Сандро из Чегема. Собрание в 3 томах

Фазиль Искандер

  • Аватар пользователя
    Аноним28 апреля 2014 г.

    Не сразу я прижилась в Абхазии Искандера. Долго притиралась, оттаивала, а когда пригрелась под щедрым солнцем, то почувствовала себя за длинным пиршественным столом, куда автор посадил самых разнообразных, необычных, контрастных и неожиданных пирующих. И каждый произносит длинный тост. Здесь самые что ни есть «абхазские абхазы»: сельчане-пастухи, среди которых выделяется Махаз и его дочери-великанши, охотники, земледельцы. Но вот ольденбургский-самодурский «принц», вот льнет к тамаде влюбленная княгиня, шумят абреки-«партизаны», бьет себя в грудь храбрый Чунка, изрекает мудрость Джамхух, сын оленя – не иначе как космонавту (чего он по-глупому предложил пить за комсомол?)... вот поднимает тяжелый взгляд большеусый диктатор (хочется стать совсем незаметной)... подмигивает абхазская Кармен... помыкивает мул (и он за столом! шлет нежные взгляды жеребенку – что-то в этом нездоровое)... и буйвол.
    Стол накрыт под большой лавровишней, которая, как мне видится, иногда превращается в молельный орех, а иногда – в юбилейное хоббитское дерево около Бильбовой норы. Очень, очень уж хоббитская здесь атмосфера, с простыми грубоватыми шутками, с вкусными описаниями еды. За богатым столом много ораторов, их фигуры путаются, затуманиваются, то выступает гордый нуменорский профиль, то добродушная круглая хоббитская мордочка – такие разные горцы.
    Тамадует, конечно, дядя Сандро, то знакомя с бесконечной чередой родственников, давая каждому слово, то проносясь на коне прямо над скатертью, заставленной едой (кто-то там разложил нарды и покрикивает, повышая ставки)... или это Мюнхгаузен гарцует верхом между мисок и бокалов.
    Да вот беда: за этим застольем я чувствую себя слишком трезвой. Мне бы куда в дальний закуток... Но ко мне постоянно подходят, отталкивая друг друга, все новые гости на пиру (эдакая пародия на классика журналистики Гиляровского – вместо «Москвы и москвичей» «Чегем и чегемцы») – и каждый рассказывает свою историю, постоянно перескакивая с сюжета на сюжет (из рассказа в рассказ один и тот же обязательный прием, совсем не оригинальный, но довольно утомительный), часто повторяя важные, на его взгляд, фразы, неизменно требуя моего внимания, утомляя таким милым вначале акцентом. Терпеть не могу многолюдные пьяные застолья, избегаю их всеми силами. Я давно запуталась в череде далеких (не моих!) родственников и знакомых. Да и какой же тоскливый этот советско-козлотуро-авесаломоний юмор, как сама советско-козлотуро-авесаломонья действительность...
    Но вот радость: когда дядя Сандро сжаливается надо мной, и умыкает от хмельного многоголосия, и я забываю – и вживаюсь в его историю, а иногда и сказку, и переношусь к свежим потокам лесных водопадов, к пряному горному воздуху, к теплой яблоне, где маленькая мама Сандро няньчит еще меньшего племянника, где вместо пьяных лиц рассказчиков вижу собственными глазами солнечную Тали под грецким орехом – величайшую радость Чегема, величайшую удачу Искандера...

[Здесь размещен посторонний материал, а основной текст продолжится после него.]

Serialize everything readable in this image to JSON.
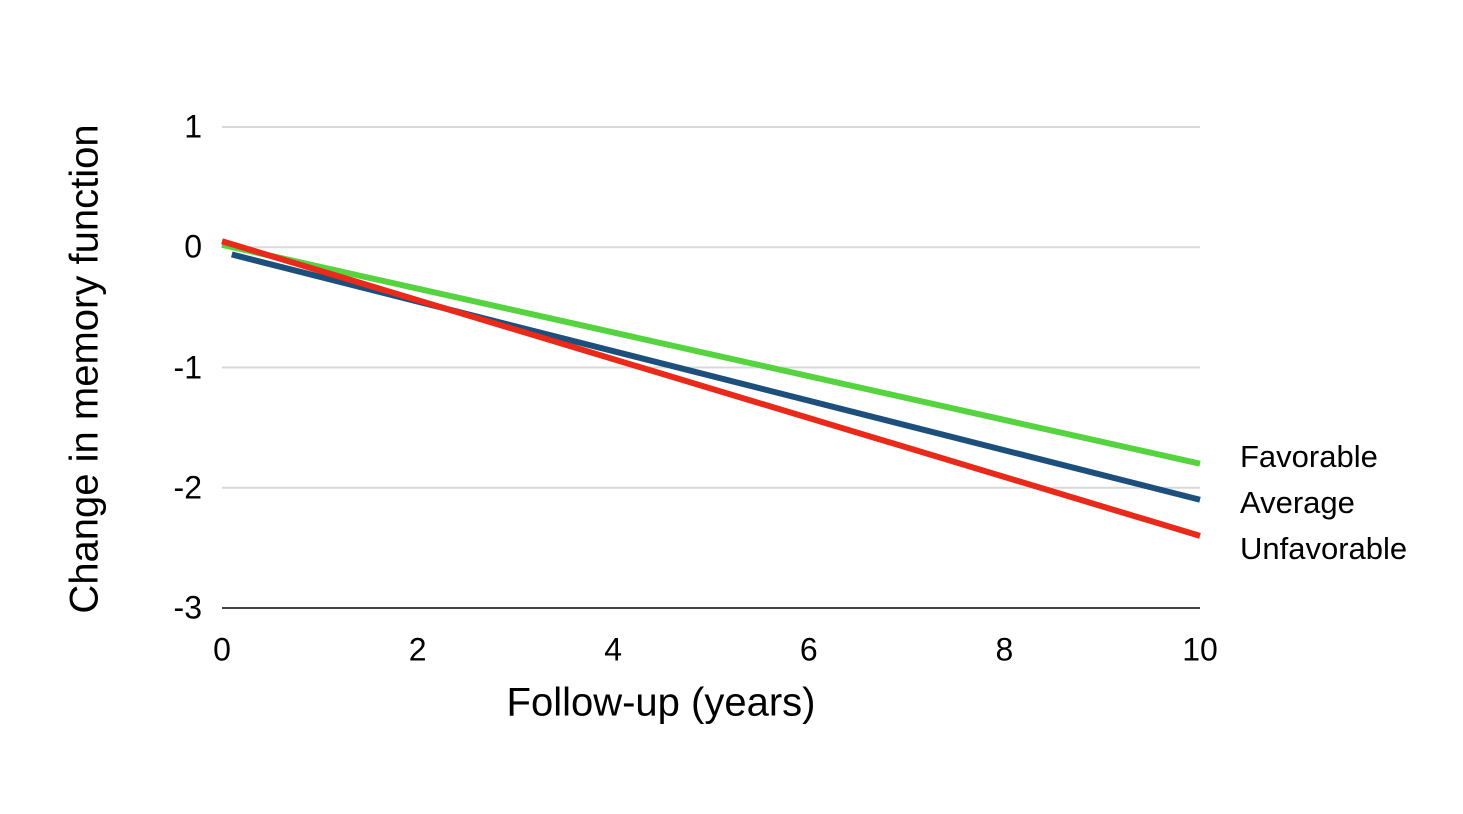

    І тое самае па-беларуску...

    ...

    Не адразу я прыжылася ў Абхазіі Іскандэра. Доўга прыціралася, адтайвала, а калі прыгрэлася пад шчодрым сонцам, адчула сябе за доўгім бяседным сталом, куды аўтар пасадзіў самых разнастайных, незвычайных, кантрасных і нечаканых бяседнікаў. І кожны прамаўляе доўгі тост. Тут самыя што ні ёсць абхазскія абхазы: вяскоўцы-пастухі, сярод якіх вылучаецца Махаз і яго дочкі-веліканшы, паляўнічыя, земляробы. Але ж вось альдэнбургскі-самадурскі “прынц”, вось заляцаецца да тамады закаханая княгіня, шумяць абрэкі-“партызаны”, б’е сябе ў грудзі адважны Чунка, выракае мудраслоўе Джамхух, сын аленя... вось падымае цяжкі погляд вялікавусы дыктатар (хочацца стаць зусім незаўважнай)... падміргвае абхазская Кармэн... памыквае мул (і ён за сталом! шле пяшчотныя позіркі жарабятку – штосьці ў гэтым нездаровае)... і буйвал. Стол накрыты пад вялікай лаўравішняй, якая, як мне мроіцца, часам перакідваецца ў малельны арэх, а часам – у юбілейнае хобіцкае дрэва каля Більбавай нары. Надта, надта хобіцкая тут атмасфера, з простымі грубаватымі жартамі, з смачнымі апісаннямі ежы. За багатым сталом багата прамоўцаў, іх постаці блытаюцца, затуманьваюцца, то выступае ганарлівы нуменорскі профіль, то дабрадушны круглы хобіцкі тварык – такія розныя горцы.
    Тамадуе, вядома, дзядзька Сандро, то знаёмячы з бясконцай чарадой сваякоў, даючы кожнаму слова, то праносячыся на кані наўпрост над абрусам, застаўленым ежай (хтосьці там расклаў нарды і пакрыквае, павышаючы стаўкі)... ці гэта Мюнхгаўзен гарцуе верхам між місак і келіхаў.
    Ды вось бяда: за гэтым застоллем я пачуваюся надта цвярозай. Мне б куды ў далёкі закутак... Але да мяне ўвесь час падыходзяць, адштурхваючы адно аднаго, усё новыя бяседнікі (гэтакая пародыя на класіка журналістыкі Гіляроўскага) – і кожны распавядае сваю гісторыю, пастаянна пераскокваючы з сюжэта на сюжэт (з аповеду ў аповед той самы абавязковы прыём!), часта паўтараючы важныя, на яго погляд, фразы, нязменна патрабуючы маёй увагі, натамляючы такім мілым напачатку акцэнтам. Цярпець не магу шматлюдныя п’яныя застоллі, пазбягаю іх усімі сіламі. Я даўно заблыталася ў чарадзе далёкіх (не маіх!) сваякоў і знаёмых. Дый які невясёлы гэты савецка-казлатурына-авесаламонаў гумар, як сама савецка-казлатурына-авесаламонава рэчаіснасць...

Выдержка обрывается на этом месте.